In tradeoff Federal Reserve yields to pressure for greater transparency

A consensus has emerged in the Senate to allow the Federal Reserve to retain its powers to set interests rates but in return the Fed must submit to additional audits by the General Accounting Office. -db

The New York Times
May 10, 2010
By Sewell Chan

The Federal Reserve appears to have succeeded in fending off a challenge to the autonomy of its monetary policy decisions, but it is likely to face greater scrutiny of the actions it has taken since 2007 to prevent financial institutions from collapsing.

As part of the Senate’s debate on an overhaul of financial regulations, a consensus is shaping up for an amendment that would subject the central bank to additional audits by the Government Accountability Office.

The chief proponent, Senator Bernard Sanders, an independent from Vermont, agreed to insulate the Fed’s decision-making on interest rates from official second-guessing. But the Fed would be compelled by Dec. 1 to divulge the names of all the companies that benefited from the emergency lending programs.

The consensus seems to be generating sufficient bipartisan support to win approval. The White House, the Treasury Department and the Fed have signaled that the amendment is acceptable to them.

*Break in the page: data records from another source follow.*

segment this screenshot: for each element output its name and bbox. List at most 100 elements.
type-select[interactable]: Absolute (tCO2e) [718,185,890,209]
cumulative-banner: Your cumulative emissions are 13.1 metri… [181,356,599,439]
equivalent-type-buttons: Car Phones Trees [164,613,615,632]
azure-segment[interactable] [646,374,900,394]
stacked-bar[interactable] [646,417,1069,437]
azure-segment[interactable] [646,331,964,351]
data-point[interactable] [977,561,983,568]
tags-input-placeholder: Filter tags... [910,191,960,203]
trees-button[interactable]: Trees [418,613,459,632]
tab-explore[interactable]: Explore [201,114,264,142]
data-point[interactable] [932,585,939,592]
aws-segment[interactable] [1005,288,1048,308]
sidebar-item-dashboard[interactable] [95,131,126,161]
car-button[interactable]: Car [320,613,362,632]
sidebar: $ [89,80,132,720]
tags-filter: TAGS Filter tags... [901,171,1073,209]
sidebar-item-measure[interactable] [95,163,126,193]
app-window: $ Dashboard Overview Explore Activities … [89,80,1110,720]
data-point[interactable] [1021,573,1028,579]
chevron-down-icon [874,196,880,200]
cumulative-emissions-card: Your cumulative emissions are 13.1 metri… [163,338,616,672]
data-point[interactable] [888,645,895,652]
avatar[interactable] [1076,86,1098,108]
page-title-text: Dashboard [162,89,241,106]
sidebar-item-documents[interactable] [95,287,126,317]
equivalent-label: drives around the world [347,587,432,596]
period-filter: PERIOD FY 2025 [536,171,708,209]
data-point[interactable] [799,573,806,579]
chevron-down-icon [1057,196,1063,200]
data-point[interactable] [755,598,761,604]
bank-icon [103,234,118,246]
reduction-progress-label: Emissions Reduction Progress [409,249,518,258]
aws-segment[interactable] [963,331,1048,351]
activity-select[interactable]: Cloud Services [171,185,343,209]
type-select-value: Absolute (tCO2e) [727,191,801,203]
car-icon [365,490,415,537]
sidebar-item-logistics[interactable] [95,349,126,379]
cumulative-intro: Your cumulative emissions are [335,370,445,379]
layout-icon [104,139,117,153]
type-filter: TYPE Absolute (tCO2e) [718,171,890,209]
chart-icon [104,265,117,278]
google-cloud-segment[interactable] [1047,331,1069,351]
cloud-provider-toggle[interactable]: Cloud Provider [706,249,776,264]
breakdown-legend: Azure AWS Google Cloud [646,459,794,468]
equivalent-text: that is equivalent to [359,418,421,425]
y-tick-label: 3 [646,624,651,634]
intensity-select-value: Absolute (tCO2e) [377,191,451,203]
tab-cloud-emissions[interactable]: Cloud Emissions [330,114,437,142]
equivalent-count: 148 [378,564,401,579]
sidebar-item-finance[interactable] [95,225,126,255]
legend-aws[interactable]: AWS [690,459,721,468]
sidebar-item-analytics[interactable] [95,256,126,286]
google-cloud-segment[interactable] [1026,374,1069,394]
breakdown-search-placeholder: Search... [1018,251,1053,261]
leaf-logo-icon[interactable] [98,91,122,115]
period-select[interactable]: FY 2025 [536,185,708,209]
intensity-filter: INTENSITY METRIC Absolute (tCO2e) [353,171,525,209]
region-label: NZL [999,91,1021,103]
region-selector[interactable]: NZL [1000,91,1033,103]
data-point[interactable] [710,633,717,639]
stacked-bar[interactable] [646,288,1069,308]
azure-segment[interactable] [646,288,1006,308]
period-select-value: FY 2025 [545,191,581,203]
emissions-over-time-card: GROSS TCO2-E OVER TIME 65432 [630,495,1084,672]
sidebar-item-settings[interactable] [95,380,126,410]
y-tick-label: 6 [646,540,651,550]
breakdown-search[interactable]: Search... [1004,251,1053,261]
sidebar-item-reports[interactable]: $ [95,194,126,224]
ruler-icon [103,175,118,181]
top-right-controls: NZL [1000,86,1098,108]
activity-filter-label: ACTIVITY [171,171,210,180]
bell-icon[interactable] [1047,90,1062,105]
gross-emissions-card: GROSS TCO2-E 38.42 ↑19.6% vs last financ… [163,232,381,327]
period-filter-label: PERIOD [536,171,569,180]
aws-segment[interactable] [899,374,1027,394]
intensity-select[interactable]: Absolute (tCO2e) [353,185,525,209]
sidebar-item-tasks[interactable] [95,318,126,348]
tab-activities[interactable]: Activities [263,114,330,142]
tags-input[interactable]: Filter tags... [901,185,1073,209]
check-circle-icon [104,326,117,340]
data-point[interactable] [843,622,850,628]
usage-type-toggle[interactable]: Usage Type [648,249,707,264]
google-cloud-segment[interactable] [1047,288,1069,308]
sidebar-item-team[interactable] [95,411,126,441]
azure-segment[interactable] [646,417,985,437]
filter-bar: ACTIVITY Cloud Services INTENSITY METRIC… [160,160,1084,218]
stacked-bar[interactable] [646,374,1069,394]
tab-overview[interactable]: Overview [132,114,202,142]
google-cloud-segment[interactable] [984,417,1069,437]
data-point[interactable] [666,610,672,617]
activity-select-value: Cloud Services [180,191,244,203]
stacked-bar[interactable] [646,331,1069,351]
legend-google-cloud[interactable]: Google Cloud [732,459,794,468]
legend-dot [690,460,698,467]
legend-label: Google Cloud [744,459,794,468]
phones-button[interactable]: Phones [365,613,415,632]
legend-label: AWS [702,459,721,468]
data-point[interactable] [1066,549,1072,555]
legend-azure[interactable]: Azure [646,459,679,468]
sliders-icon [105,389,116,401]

For the Fed’s chairman, Ben S. Bernanke, who had made it a priority to preserve the independence of monetary policy, the latest Senate proposal is a partial victory. But the debate showed that despite Mr. Bernanke’s support for greater transparency, the Fed still has a reputation for secrecy.

In speeches on the Senate floor on Thursday, lawmakers repeatedly assailed the Fed, while few came to its defense.

“At a time when our entire financial system almost collapsed, we cannot let the Fed operate in secrecy any longer,” Mr. Sanders said.

Senator Christopher J. Dodd, the chairman of the Banking Committee, was opposed to Senator Sanders’s initial proposal but has expressed support for the modified version. “When as much American taxpayer money has been exposed as has been, we have the right to know where it is going and who is involved in it,” Mr. Dodd, a Connecticut Democrat, said.

While the Fed has long been the target of populist attacks, a number of moderate senators have joined the current criticism.

“During the last two and a half years, the Fed has gone well beyond what was viewed as its historical authority,” Senator Charles E. Grassley, Republican of Iowa, said Thursday.

Senator Byron L. Dorgan, Democrat of North Dakota, said he had sent letters in July and March to Mr. Bernanke, asking basic questions of the lending programs — “What was the result? Who got the money? What were the terms and the conditions?” — without success.

A 1978 law subjected the Fed to regular G.A.O. audits of its operations and management, but exempted monetary policy from the scope of those audits.

The Fed has taken steps toward greater disclosure but is still viewed in much the same light as portrayed in William Greider’s 1987 book, “Secrets of the Temple: How the Federal Reserve Runs the Country.”

Not until 1994 did the Federal Open Market Committee, the Fed’s policy-making arm, promptly announce its decisions after each meeting. Not until 2000 did it agree to make a statement after every meeting, regardless of whether monetary policy had changed.

In 2004, the Fed shortened to three weeks the time between each meeting and the release of minutes summarizing the deliberations, but it still insists on a five-year lag before it releases complete transcripts of the discussions.

Senator Sam Brownback, a Kansas Republican, called that lag “indefensible,” saying, “In my judgment, that time limit should be reduced to no more than two years.”

J. Virgil Mattingly Jr., the Fed’s top lawyer from 1989 to 2004, said the accusation of secrecy had been “a longstanding refrain.”

By easing public access to minutes, transcripts and committee decisions, he said, Alan Greenspan, the Fed’s chairman from 1987 to 2006, reduced “the aura of secrecy around the bank.”

Mr. Mattingly added, “I think Chairman Bernanke has followed along and made further improvements. The improvements in disclosure have gone beyond what they are required to do by law.”

However, the Fed and its powerful New York arm have so far largely resisted the additional disclosures that the Sanders amendment seeks.

In 2008, Bloomberg L.P. sued the Fed under the Freedom of Information Act, seeking to compel the central bank to disclose the names of the companies that benefit from the emergency lending programs. (Several news organizations have filed briefs in support of Bloomberg. The New York Times has filed a similar suit.)

A federal judge in Manhattan ruled in Bloomberg’s favor last November, and a three-member panel of appellate judges upheld that ruling in March. But last week the Fed asked the full United States Court of Appeals for the Second Circuit to take up the case.

Robert E. Mannion, a former deputy general counsel for the Fed, said it had “essentially stonewalled” and said that greater disclosure about the lending programs was warranted.

David M. Herszenhorn contributed reporting.